Na pierwszy rzut oka wyglądało, że półtorakrotność jest to piękna oferta, większa emerytura. Ale tu chodzi o tę najniższą, którą tu już pan minister wcześniej wymieniał. Niewiele więcej ona daje - można tak powiedzieć - niż normalnie rolnik uzyskuje. To niewielka różnica, czyli w zasadzie niewiele tu rolnikom proponujemy. Ja rozumiem, że rząd szuka oszczędności i że nie ma środków finansowych w tegorocznym budżecie i przyszłorocznym budżecie - można tak założyć - ale przecież będzie to obowiązywało dopiero w 2003 r. Dlatego nie rozumiem, dlaczego zostały określone tak niskie kwoty. Mam nadzieję, że rząd jeszcze to przeanalizuje i za rok poprawi tę ustawę, jeśli okaże się, że będą konieczne większe środki. Bo uważam, że składanie w tej chwili poprawki, która i tak zostanie odrzucona, nie ma sensu. W związku z tym nie będę składał poprawki do art. 11, która by miała podwyższyć wysokość emerytury.
Jeśli chodzi o art. 9, o który już wcześniej zadawałem pytanie, to w odpowiedzi pana ministra usłyszałem, że obecnie, przekazując gospodarstwo, rolnik uzyskuje 25% za sprzedaż ziemi.
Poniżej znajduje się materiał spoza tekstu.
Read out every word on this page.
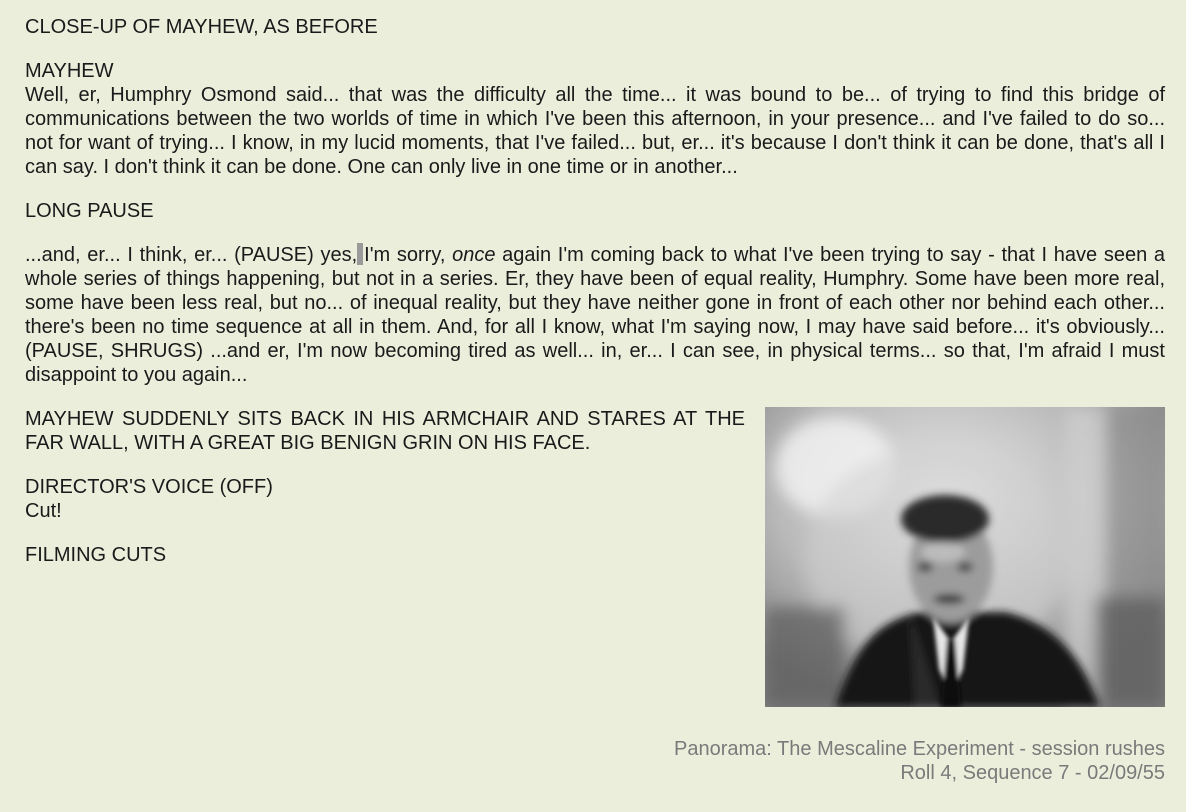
CLOSE-UP OF MAYHEW, AS BEFORE
MAYHEW
Well, er, Humphry Osmond said... that was the difficulty all the time... it was bound to be... of trying to find this bridge of communications between the two worlds of time in which I've been this afternoon, in your presence... and I've failed to do so... not for want of trying... I know, in my lucid moments, that I've failed... but, er... it's because I don't think it can be done, that's all I can say. I don't think it can be done. One can only live in one time or in another...
LONG PAUSE
...and, er... I think, er... (PAUSE) yes, I'm sorry, once again I'm coming back to what I've been trying to say - that I have seen a whole series of things happening, but not in a series. Er, they have been of equal reality, Humphry. Some have been more real, some have been less real, but no... of inequal reality, but they have neither gone in front of each other nor behind each other... there's been no time sequence at all in them. And, for all I know, what I'm saying now, I may have said before... it's obviously... (PAUSE, SHRUGS) ...and er, I'm now becoming tired as well... in, er... I can see, in physical terms... so that, I'm afraid I must disappoint to you again...
MAYHEW SUDDENLY SITS BACK IN HIS ARMCHAIR AND STARES AT THE FAR WALL, WITH A GREAT BIG BENIGN GRIN ON HIS FACE.
DIRECTOR'S VOICE (OFF)
Cut!
FILMING CUTS
Panorama: The Mescaline Experiment - session rushes
Roll 4, Sequence 7 - 02/09/55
W związku z tym proponuję, żeby znowu nie traktować gorzej rolników i utrzymać te 25%, a nie przyjmować ziemi nieodpłatnie.
I sprawa trzecia, myślę, że bardzo ważna, którą chciałbym tutaj podnieść. Traktujemy dzisiaj rolników czasami jak ludzi drugiej kategorii. Niektórzy mówią, że oto rolnik mający dwuhektarowe gospodarstwo rolne może być traktowany jako bezrobotny, a jeśli ma gospodarstwo powyżej 2 ha, to już nie. Jeżeli przyjmujemy tutaj, że taki rolnik może się ubiegać o pomoc społeczną z innego źródła, to przyjmijmy również zasadę - chcę właśnie zgłosić taką poprawkę - żeby obniżyć próg przyjmowania gospodarstw z 3 ha do 2 ha. Niech rolnicy już od tych 2 ha mają szansę skorzystania z pomocy społecznej i nie zostawiajmy tego jednohektarowego przedziału.
Chciałbym również zgłosić jeszcze jedną poprawkę. Trudno bowiem połączyć gospodarstwa w nowe piętnastohektarowe gospodarstwo, szczególnie w rejonach Podkarpacia, Lubelszczyzny. Dlatego chciałbym zaproponować poprawkę, w myśl której powierzchnia powiększonego gospodarstwa nie będzie mogła być mniejsza niż średnia powierzchnia gospodarstwa w województwie powiększona o 30%. Jeżeli średnia wojewódzka wynosi 6 ha, to dodajemy 30% i będzie to już to większe gospodarstwo. Zakładając, że ktoś ma 3 ha, to będzie blisko 9 ha. W innym województwie, gdzie może średnia jest 10 czy 12 ha, to będzie to już te 15 ha. Pozostawmy jednak tę sprawę częściowo programom regionalny, bo kraj jest bardzo zróżnicowany, tak więc musimy wyjść rolnikom naprzeciw.
Można by jeszcze zgłosić wiele uwag do tej ustawy, ale myślę, że poprawki, które zgłosiłem - jeśli będą przyjęte, o co proszę Wysoką Izbę - choć częściowo ją poprawią. Będę głosował za przyjęciem tej ustawy, ale liczę, że Wysoka Izba przyjmie poprawki. Przekazuję je pani marszałek. Dziękuję.